8  First Experiments with G-Store

Figures 13 to 16 show the results of first experiments with G-Store. The underlying graph is the road network of California, USA. The graph is undirected, connected, and consists of 1,965,206 vertices and 2,766,607 edges (5,533,214 directed edges). The longest shortest path in the graph has length 850 [17]. We ran several scenarios:

 

•    A disk representation created with G-Store’s multilevel algorithm (‘G-Store ML’) and a disk representation created by randomly mapping vertices to blocks (‘RND’). The latter was created with G-Store’s FLAT RANDOM.

•    Query buffers of 16 MB and 80 MB for G-Store ML, and a query buffer of 80 MB for RND.

•    Three datasets: In dataset ‘S’, each vertex label holds a 4-byte identifier (oid). In dataset ‘M’, each vertex label holds the identifier and between 40 and 60 bytes additional data. In dataset ‘L’, each vertex label holds the identifier and between 400 and 600 bytes additional data.

•    Three different block sizes: 4096 bytes, 16,384 bytes, and 65,536 bytes.

•    22 queries for randomly chosen oids, N and M:

(a)     Five vertex selection queries:

         SELECT oid WHERE oid = N

         SPOOL TO "out.g";

(b)    Five traversal queries with a maximum path length of 12:

         SELECT oid WHERE LEVEL <= 12

         START WITH oid = N

         SPOOL TO "out.g";

(c)     Five block-first reachability queries:

         SELECT oid IN PATH

         START WITH oid = N END WITH oid = M

         SPOOL TO "out.g";

(d)    Five shortest path queries with the same oids as for (c):

         SELECT oid IN SHORTEST PATH

         START WITH oid = N END WITH oid = M

         SPOOL TO "out.g";

(e)     Two shortest path tree queries:

         SELECT oid IN SHORTEST PATH TREE

         START WITH oid = N

         SPOOL TO "out.g";

 

The experiments were run on a machine with an Intel Core Duo 2x2.53 GHz processor, 3 GB memory, and a serial ATA hard drive with a speed of 90 rotations per second.
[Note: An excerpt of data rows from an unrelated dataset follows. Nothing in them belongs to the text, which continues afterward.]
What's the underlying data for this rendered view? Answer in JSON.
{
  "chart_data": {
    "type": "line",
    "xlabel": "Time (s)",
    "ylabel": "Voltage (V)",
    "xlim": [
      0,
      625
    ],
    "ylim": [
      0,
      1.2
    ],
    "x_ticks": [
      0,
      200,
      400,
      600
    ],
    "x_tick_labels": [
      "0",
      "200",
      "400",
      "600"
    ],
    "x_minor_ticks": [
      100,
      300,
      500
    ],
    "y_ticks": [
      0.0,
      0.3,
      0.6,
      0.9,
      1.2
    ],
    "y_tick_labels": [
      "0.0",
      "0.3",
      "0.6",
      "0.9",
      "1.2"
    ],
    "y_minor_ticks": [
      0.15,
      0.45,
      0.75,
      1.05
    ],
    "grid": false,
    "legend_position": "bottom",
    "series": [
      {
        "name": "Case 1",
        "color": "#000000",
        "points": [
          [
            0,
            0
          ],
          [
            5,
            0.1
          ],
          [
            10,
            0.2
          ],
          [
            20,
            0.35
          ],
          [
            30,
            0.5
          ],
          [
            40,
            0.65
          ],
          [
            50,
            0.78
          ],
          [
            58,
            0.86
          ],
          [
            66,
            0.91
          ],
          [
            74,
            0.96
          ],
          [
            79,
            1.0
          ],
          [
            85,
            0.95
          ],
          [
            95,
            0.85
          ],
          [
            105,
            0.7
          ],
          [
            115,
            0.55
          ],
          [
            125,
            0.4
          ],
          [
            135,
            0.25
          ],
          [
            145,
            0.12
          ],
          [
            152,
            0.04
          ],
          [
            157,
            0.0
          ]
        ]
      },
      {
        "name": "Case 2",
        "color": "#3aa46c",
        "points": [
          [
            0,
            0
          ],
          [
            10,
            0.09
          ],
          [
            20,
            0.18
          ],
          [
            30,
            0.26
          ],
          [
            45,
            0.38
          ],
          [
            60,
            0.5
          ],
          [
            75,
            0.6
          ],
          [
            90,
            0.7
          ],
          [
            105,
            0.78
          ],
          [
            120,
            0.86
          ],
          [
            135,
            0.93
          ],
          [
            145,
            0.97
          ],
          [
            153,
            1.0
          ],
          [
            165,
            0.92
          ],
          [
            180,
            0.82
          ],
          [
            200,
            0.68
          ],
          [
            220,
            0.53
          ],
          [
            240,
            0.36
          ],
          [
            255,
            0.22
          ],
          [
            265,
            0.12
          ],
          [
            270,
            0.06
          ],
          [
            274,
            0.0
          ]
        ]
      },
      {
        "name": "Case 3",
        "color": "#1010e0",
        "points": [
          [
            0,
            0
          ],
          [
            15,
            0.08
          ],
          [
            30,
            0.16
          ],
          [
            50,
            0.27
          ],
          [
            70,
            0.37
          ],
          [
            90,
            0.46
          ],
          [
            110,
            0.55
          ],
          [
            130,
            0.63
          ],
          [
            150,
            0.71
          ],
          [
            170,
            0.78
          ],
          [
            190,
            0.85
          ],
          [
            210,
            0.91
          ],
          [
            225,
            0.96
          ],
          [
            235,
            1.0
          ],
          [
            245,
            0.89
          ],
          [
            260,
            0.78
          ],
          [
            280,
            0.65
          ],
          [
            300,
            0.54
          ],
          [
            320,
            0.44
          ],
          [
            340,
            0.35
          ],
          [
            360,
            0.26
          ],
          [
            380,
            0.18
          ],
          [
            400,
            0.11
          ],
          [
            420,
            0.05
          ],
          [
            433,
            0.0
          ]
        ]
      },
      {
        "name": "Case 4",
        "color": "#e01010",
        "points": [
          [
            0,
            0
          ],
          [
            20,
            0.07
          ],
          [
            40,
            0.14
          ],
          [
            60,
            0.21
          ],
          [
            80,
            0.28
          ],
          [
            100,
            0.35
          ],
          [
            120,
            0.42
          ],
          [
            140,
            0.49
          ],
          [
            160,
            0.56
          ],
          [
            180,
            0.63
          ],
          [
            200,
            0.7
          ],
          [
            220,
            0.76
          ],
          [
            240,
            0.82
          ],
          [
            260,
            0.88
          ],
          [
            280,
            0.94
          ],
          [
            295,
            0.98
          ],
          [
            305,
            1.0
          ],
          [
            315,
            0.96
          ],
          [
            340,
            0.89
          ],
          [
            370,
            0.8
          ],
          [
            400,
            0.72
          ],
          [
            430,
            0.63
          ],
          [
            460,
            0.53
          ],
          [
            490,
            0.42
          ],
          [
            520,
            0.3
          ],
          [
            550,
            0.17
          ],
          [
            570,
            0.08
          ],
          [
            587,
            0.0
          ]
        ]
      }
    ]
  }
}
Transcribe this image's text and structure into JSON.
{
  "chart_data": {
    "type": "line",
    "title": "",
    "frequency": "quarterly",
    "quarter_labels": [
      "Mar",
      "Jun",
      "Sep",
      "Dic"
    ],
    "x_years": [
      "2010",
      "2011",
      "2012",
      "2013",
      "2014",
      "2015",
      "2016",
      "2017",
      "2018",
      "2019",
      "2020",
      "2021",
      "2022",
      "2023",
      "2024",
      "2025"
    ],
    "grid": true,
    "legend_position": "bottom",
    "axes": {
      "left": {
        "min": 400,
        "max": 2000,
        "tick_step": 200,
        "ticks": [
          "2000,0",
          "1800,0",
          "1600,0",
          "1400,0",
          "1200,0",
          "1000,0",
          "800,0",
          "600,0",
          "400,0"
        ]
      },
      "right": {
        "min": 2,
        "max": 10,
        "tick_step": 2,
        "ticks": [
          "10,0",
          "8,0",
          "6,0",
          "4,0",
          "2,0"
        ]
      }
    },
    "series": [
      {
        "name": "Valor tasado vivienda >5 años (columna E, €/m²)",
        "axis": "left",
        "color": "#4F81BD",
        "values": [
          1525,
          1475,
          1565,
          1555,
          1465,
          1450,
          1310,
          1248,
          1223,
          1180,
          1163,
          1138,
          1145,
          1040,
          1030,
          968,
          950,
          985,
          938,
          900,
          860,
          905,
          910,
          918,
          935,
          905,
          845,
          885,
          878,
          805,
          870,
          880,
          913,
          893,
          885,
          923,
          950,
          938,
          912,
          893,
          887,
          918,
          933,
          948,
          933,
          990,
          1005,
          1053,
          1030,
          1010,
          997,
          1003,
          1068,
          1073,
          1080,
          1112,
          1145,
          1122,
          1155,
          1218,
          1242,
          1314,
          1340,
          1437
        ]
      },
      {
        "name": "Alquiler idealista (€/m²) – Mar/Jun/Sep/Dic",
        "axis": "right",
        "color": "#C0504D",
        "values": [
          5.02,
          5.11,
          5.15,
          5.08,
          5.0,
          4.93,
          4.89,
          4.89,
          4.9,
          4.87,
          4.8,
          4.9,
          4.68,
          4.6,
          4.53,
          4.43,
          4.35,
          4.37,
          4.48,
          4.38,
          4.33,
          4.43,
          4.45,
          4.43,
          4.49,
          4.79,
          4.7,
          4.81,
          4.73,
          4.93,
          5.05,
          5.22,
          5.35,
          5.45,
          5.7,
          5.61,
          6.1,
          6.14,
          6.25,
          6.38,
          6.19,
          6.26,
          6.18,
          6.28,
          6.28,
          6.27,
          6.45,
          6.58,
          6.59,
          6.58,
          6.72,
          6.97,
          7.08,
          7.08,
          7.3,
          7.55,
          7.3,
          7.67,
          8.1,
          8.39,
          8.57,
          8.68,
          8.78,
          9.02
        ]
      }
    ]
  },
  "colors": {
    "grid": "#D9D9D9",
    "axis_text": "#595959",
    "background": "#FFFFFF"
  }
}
Overall, the results are satisfactory. Most importantly, the number of output rows, the shortest path lengths, and the longest shortest path lengths were consistent in all scenarios. The comparably better performance of RND in vertex selection and traversal queries is explained by the fact that RND used fewer blocks to store the graph. We leave the interpretation of the results to the reader.

We had planned to benchmark G-Store’s query performance against PostgreSQL using the queries presented in Section 4.2. However, in several hours, PostgreSQL returned without error only for vertex selection queries without traversal. Specifically, we tried:

 

•    To match (b): The PL/pgSQL procedures shown in Section 4.2.3, extended with an argument to limit the path length to 12. We aborted the experiment after the procedures had not returned within several hours.

•    To match (d): A recursive common table expression similar to the one shown in Section 4.2.2. We limited the search to the length of the shortest path. The queries returned either with ERROR: write failed or with ERROR: could not write block N of temporary file: No space left on device, where N varied around 490,000. There were at least 10 GB free space on the disk.

•    To match (e): A recursive common table expression with GROUP BY to select the shortest paths (see Section 4.2.2). Same errors as above.